Andrew Sullivan Compares Mozilla CEO Resignation to LGBT Job Protections (ENDA)
Well it seems that Andrew
Ambrosino Sullivan is at it gain helping to feed the fire of those who are against by by writing another column about Mozilla ex-CEO Brendan Eich (above) this time trying to compare Eich’s problem to those of LGBT workers in America who are discriminated against and has the sheer gall to bring up ENDA!
“Thank you for the hundreds and hundreds of emails about the Mozilla-Eich affair. My readers overwhelmingly disagree with me for a host of reasons. But I have to say that this time, the more I have mulled this over, the more convinced I am that my initial response to this is absolutely the right one. And not just the right one, but a vital one to defend at this juncture in the gay rights movement.
So let me concede all of the opposing arguments that have been deployed to defend the public shaming and resignation of Brendan Eich. To recap those points:This was not the “gay left” as such, but the “techie straight left” more broadly. Sure (I’ve been to San Francisco). He wasn’t fired; he resigned. Undisputed.Mozilla is not your usual company. Obviously not. Being CEO is different than being just a regular employee and requires another standard. Sure. It doesn’t matter because we’re all marching toward victory anyway. Well, probably. This was a function of market forces and the First Amendment. You won’t get me to disagree about that. [snip]
In California, if an employer had fired an employee for these reasons, he would be breaking the law:
1102. No employer shall coerce or influence or attempt to coerce or influence his employees through or by means of threat of discharge or loss of employment to adopt or follow or refrain from adopting or following any particular course or line of political action or political activity.
Now Eich was not in that precise position. He resigned as CEO under duress because of his political beliefs. The letter of the law was not broken. But what about the spirit of the law?
We either develop the ability to tolerate those with whom we deeply disagree, or liberal society is basically impossible. Civil conversation becomes culture war; arguments and reason cede to emotion and anger. And let me reiterate: this principle of toleration has recently been attacked by many more on the far right than on the far left. I’m appalled, for example, at how great gay teachers have been fired by Catholic schools, even though it is within the right of the schools to do so. It’s awful that individuals are fired for being gay with no legal recourse all over the country. But if we rightly feel this way about gays in the workplace, why do we not feel the same about our opponents? And on what grounds can we celebrate the resignation of someone for his off-workplace political beliefs? Payback? Revenge? Some liberal principles, in my view, are worth defending whether they are assailed by left or right.

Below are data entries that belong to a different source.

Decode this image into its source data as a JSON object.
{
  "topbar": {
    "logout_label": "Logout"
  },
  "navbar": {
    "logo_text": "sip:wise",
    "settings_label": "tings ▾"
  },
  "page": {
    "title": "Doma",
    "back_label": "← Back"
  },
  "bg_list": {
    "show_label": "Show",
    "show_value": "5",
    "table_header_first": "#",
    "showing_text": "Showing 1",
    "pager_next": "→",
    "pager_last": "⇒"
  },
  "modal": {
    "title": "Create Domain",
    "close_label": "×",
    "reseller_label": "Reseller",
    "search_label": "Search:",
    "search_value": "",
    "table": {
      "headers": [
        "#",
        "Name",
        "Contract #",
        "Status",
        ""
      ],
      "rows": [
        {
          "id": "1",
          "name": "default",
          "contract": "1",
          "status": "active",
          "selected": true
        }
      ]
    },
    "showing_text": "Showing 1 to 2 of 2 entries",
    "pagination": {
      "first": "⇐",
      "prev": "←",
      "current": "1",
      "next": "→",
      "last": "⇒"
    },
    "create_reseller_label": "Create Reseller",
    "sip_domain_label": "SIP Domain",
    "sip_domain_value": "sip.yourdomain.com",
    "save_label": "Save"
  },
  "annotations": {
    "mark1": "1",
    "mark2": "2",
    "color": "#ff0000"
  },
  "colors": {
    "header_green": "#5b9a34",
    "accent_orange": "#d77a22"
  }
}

Oh the irony of Andrew Sullivan to try to compare this job protections for LGBT Americans while he himself, a gay man is on the record as being against ENDA,
Typical Sullivan. All bluster, no substance, and a total hypocrite. ANYTHING to get some clicks.and prove he’s a pompous prick.
A civil rights movement without toleration is not a civil rights movement; it is a cultural campaign to expunge and destroy its opponents.